When there are more teams that work on related projects there needs to be communication across teams, and some form of documentation that enables people to catch up on where related teams are. This doesn't require constant meetings (the better the processes the fewer meetings are needed) or complex wiki/slack/jira updates. This can also mean utilizing tools to capture, track and share information.
2. Operationalizing or automating tasks or flows
The basics of this might be having templates for project requirements or design templates that are starting points for new designs.
But entire processes can be operationalized in order to make things go faster and more repeatable than before. This graph illustrates how I did that for basic, and very commonly requested, usability testing and customer feedback at Sigma.


3. Hiring a team that can grow itself
Well, it won't really grow itself. But when you hire an appropriate mix of designers of various levels and professional goals, it can seem like that.

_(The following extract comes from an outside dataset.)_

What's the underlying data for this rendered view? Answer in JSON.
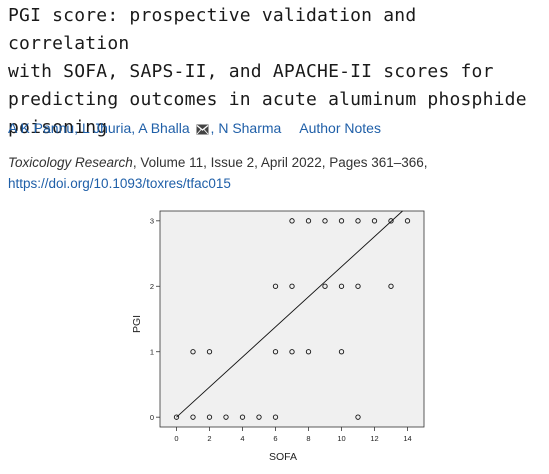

Here's what I mean. Most places want a mix of senior practitioners and more junior practitioners. That's not hard. But also consider people wanting to go into management or not. If you have some senior people who want to follow that path then you can set them up to mentor the more junior folks as a way for them to learn management skills. Then you get to see how they do with limited actual responsibilities and can help them develop in the direction they need. You can do the same with senior managers mentoring first-time managers.
The key here is to be clear about benefits and responsibilities, and opportunities for advancement. Some folks may want to get training on managing but there might not be a path at the company for them to move into that role in the near future. They should still get some management training if that's what they want to work on, even if they end up using those skills elsewhere.